Roma - "C’era una volta... e voglio che sia ancora". Ora che al timone non c'è più Flavia Perina (migrata tra le colonne del Fatto Quotidiano), Marcello De Angelis si prepara a inaugurare una nuova era al timone del Secolo d'Italia, storico quotidiano della destra italiana. "Torneremo a fare di questo giornale - scrive nell’editoriale dal titolo Bentornati - una bandiera e un simbolo, una piazza in cui incontrarsi e una casa comune".
Direttore De Angelis, che ruolo vuole dare al Secolo d'Italia?
"Già nel primo numero della mia direzione, ho voluto dare un segnale a quello che può essere il Secolo e cioè tornare ad essere il dato identificante di una comunità, storica e politica, che ha caratterizzato la recente storia del nostro Paese. Questa storia si era persa con la scelta di scogliere An ed entrare nel Pdl, ma ha ancora oggi un suo portato culturale ed emotivo che non trova riscontro in altre testate."
Qual è l'importanza per questo popolo di avere una voce fuori dal coro?
"Innanzitutto c'è il dato identificativo, il Secolo è stato una bandiera per generazioni e generazioni, anche in momenti molto critici della nostra vita personale e nazionale. In un periodo di confusione, come è stato quello recente per la destra, il Secolo può essere appunto un simbolo che può diventare motivo d'orgoglio e che permetta di proiettarsi verso l'esterno."
Verso la politica?
"Il Pdl si è dimostrato un contenitore ampio in cui c'è un po' di tutto, sia in termini culturali sia in termini di visione strategica. Dal momento che chi veniva da An ha scelto volontariamente di diluirsi nell'identità del Pdl, anche se spesso e volentieri potrebbe essere stato un impoverimento (lo vediamo per esempio nel raffronto con la Lega), si fa più stringente la necessità di dire qualcosa dal coro: sono i nostri lettori a chiedercelo."

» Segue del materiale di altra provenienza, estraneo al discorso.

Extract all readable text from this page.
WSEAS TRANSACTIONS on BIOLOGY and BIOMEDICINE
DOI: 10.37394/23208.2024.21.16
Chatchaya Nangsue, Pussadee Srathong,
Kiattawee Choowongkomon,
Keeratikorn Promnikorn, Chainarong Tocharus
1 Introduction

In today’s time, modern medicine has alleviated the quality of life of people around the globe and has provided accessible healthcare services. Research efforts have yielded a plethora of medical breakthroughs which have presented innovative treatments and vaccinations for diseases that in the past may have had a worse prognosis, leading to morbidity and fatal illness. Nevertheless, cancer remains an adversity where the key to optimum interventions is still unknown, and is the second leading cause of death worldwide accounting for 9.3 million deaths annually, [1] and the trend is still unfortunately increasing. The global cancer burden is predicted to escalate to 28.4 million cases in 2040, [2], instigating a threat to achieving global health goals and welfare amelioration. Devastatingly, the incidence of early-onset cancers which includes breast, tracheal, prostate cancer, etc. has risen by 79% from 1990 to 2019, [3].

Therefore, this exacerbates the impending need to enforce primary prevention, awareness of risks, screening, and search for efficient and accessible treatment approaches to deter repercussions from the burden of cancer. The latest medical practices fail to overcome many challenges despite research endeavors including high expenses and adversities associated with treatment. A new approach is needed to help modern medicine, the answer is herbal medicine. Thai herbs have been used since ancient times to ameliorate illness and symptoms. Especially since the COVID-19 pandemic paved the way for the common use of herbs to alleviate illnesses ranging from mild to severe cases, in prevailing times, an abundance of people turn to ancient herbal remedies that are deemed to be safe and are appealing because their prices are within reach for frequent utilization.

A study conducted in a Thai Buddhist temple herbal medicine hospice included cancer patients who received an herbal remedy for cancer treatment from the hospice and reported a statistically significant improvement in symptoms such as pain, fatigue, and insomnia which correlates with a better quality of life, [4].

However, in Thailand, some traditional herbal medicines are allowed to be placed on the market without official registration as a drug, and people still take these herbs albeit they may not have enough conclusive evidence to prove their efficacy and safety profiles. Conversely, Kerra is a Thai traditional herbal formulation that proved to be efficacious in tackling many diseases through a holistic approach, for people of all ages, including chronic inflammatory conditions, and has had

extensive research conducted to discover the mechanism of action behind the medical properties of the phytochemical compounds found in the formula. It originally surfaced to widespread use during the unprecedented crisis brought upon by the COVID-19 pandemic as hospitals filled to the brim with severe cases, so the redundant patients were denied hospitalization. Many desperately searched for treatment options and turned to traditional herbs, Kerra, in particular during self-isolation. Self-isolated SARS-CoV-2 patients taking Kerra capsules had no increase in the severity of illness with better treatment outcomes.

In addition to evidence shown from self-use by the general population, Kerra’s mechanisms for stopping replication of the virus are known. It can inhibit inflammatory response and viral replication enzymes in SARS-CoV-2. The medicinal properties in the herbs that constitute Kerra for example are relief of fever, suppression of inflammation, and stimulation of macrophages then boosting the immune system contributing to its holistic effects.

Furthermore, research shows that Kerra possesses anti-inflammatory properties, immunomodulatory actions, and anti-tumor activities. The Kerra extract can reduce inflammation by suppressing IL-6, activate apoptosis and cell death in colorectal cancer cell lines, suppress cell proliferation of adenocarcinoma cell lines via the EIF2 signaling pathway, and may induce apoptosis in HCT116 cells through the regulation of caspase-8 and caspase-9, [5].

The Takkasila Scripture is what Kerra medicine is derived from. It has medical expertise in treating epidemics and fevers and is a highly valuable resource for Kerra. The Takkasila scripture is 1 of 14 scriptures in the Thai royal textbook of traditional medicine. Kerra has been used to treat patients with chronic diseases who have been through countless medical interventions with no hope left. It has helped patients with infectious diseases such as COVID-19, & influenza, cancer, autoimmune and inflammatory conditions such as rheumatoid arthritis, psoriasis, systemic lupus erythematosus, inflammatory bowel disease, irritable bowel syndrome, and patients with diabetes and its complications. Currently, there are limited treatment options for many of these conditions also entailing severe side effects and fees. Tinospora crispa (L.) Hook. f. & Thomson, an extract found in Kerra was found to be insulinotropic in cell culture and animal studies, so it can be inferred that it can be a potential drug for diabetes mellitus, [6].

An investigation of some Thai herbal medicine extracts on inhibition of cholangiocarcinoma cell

Qual è il futuro del centrodestra?
"Ovviamente una revisione totale rispetto al centrodestra che abbiamo conosciuto nelle ultime elezioni. Questo lo vediamo anche dal teatrino di ieri in cui Bossi insultava Fini, Fini criticava Berlusconi e lo stesso Cavaliere apriva il governo a nuovi soggetti. Insomma, non è più il centrodestra che conoscevamo... Noi con la nostra storia (quella storia che viene da destra, anche prima del 1994) possiamo essere un valore aggiunto."
Quale tipo di valore aggiunto?
"Innanzitutto di lealtà. Nel 1996 abbiamo tenuta salda l'alleanza con Berlusconi quando la Lega ha fatto altre scelte. Ma anche un valore aggiunto come visione nazionale che anteponenon solo l'interesse ma anche il sentimento a scelte che a volte sono tattiche. Abbiamo combattuto perché l'Italia tornasse ad essere un Paese di fratelli e adesso possiamo far sì che questo risultato non vada perduto o che venga avvocato a sinistra."
Fini è ancora nel centrodestra?
"Dal punto di vista culturale lo è. O almeno lo deduco da quello che lui stesso afferma. Ha sempre proposto da rifondare un nuovo centrodestra e non estraniarsi da quella identificazione politica. Tuttavia è arrivato a un punto di non ritorno per quel che riguarda il percorso iniziato con il Pdl. Un'intesa tra lui e Berlusconi non è assolutamente più riproponibile: è finita un'era."
L'ex direttrice Flavia Perina adesso scrive al Fatto, lei non andrà a finire al Manifesto?
"Non credo che ci sarà una prossima volta.